Jebakan Algoritma dan Distorsi Realitas Penanganan Bencana
Perhatian khalayak yang tertancap pada penanganan bencana, diwujudkan sebagai intensifnya perbincangan. Traffic media sosial pada unggahan yang bertema Bencana Sumatera, terindikasi tinggi. Temanya mulai soal penyebab bencana, yang bukan semata disebabkan alam; kesigapan pemerintah mengelola keadaan darurat, dibanding bencana-bencana sebelumnya; keresahan terhadap pernyataan dan aksi tokoh, yang dianggap nirempati; hingga dilangsungkannya penggalangan “warga menolong warga”, demi meringankan beban korban. Di balik semua itu, tersirat posisi yang saling berhadapan.
Acuan informasi yang digunakan masing-masing pihak, juga berbeda. Ini misalnya: saat seorang menteri menanggapi perintah Presiden, untuk segera memulihkan pasokan listrik. Disanggupinya, listrik akan segera tersedia kembali. Lampu-lampu di 93% wilayah bencana, bisa cepat menyala lagi. Dengan pulihnya pasokan listrik, nyata: upaya penanganan bencana maju bertahap. Namun tak lama setelah dinyatakan, ucapan menteri itu dibantah. Khalayak mengunggah keadaan senyatanya dari lokasi bencana yang menunjukkan wilayahnya masih gelap gulita, pasokan listrik nihil. Nyala yang dijanjikan hanya berlangsung sesaat, selama Presiden meninjau lokasi bencana. Sepeninggalnya, listrik padam lagi.
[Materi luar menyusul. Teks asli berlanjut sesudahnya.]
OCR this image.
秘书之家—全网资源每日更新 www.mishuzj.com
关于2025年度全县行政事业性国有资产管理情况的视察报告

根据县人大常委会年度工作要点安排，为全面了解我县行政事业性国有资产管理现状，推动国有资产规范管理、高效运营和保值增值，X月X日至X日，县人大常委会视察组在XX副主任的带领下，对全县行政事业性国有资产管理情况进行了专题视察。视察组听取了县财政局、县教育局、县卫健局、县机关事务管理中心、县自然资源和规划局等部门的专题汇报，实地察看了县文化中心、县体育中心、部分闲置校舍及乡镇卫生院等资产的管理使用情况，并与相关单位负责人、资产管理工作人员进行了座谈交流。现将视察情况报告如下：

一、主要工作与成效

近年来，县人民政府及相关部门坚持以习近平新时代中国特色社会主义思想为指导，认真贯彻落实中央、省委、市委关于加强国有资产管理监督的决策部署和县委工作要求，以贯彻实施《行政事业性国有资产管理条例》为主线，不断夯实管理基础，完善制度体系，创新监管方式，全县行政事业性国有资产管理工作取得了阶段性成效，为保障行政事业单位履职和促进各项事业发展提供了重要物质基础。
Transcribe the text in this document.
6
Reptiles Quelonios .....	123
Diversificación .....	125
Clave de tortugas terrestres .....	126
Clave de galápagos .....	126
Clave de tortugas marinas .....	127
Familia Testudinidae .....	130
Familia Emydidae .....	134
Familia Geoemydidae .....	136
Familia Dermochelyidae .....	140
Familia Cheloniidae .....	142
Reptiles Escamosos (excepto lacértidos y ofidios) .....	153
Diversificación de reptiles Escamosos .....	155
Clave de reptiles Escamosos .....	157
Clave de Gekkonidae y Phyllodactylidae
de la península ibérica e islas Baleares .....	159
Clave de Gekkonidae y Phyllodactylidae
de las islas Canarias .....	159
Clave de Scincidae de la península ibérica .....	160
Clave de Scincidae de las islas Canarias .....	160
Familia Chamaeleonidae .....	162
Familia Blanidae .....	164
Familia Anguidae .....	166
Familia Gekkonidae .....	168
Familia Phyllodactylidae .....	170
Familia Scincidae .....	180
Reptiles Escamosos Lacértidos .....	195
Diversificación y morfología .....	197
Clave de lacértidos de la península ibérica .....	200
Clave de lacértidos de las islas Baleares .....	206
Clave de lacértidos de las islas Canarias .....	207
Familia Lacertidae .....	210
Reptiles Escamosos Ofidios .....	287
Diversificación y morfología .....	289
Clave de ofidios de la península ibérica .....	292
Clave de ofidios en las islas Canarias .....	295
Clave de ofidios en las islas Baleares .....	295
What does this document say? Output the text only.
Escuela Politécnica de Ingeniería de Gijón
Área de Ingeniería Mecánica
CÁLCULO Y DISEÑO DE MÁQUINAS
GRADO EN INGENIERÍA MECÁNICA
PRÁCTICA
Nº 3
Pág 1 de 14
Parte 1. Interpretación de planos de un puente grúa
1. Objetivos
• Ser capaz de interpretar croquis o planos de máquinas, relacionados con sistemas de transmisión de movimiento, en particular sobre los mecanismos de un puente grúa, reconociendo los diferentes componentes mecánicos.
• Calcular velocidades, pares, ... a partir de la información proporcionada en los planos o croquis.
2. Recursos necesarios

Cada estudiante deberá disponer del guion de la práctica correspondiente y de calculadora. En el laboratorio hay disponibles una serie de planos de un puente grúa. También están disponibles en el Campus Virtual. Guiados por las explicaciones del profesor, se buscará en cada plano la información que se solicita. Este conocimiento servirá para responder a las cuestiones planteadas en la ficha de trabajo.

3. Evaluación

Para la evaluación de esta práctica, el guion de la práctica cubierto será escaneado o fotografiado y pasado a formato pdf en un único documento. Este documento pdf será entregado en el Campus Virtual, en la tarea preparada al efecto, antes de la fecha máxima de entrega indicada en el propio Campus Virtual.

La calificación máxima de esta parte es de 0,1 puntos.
Demikian juga, saat makin kerap muncul pernyataan keadaan di lokasi bencana makin baik. Para korban bencana tangguh dan sanggup menjalani keadaan terbatas di pengungsian. Karenanya, Pemerintah Indonesia tak memerlukan bantuan asing. Sistem di dalam negeri, andal untuk memulihkan keadaan. Pernyataan ini pun disanggah. Khalayak mengedarkan unggahan, belum memadainya kebutuhan dasar korban. Minimnya makanan, air bersih, dan tempat bermukim sementara yang layak. Yang juga kerap terunggah, indikasi rasa putus asa korban. Ini ditandai dengan dikibarkannya bendera putih di depan permukiman warga. Bendera yang menyimbolkan sikap menyerah, terhadap keadaan yang makin sulit. Bahkan, Gubernur Aceh Muzakir Manaf sampai harus mengirim surat kepada PBB, mengajukan permintaan pertolongan bagi warganya.
Masih banyak persilangan yang terjadi, bahkan hingga hari ini. Dapat dibandingkan sajian realitasnya yang saling bertolak belakang. Seluruhnya memperebutkan rasa percaya khalayak. Penanganan yang terus membaik versi pemerintah, beserta bukti-bukti penguat realitas. Di hadapannya, realitas versi khalayak, juga disertai bukti-bukti yang membentuk kepercayaan.
Khalayak saat dikaji lebih dalam, punya karakteristik proses pembentukan realitas yang beragam. Karakterisitik pertama, khalayak yang bersanak-kerabat dengan korban di wilayah bencana. Kelompok ini terbentuk realitasnya terhadap bencana, saat cemas tak tahu nasib kerabatnya. Kerabat yang berhari-hari gagal dihubungi, membuatnya cemas. Bertambahnya jumlah korban yang dinyatakan tewas maupun hilang menaikkan kecemasan itu. Gulungan emosi menyebabkan kelompok ini menghayati bencana sebagai keadaan yang kian memburuk. Alih-alih membaik, seperti pernyataan pemerintah.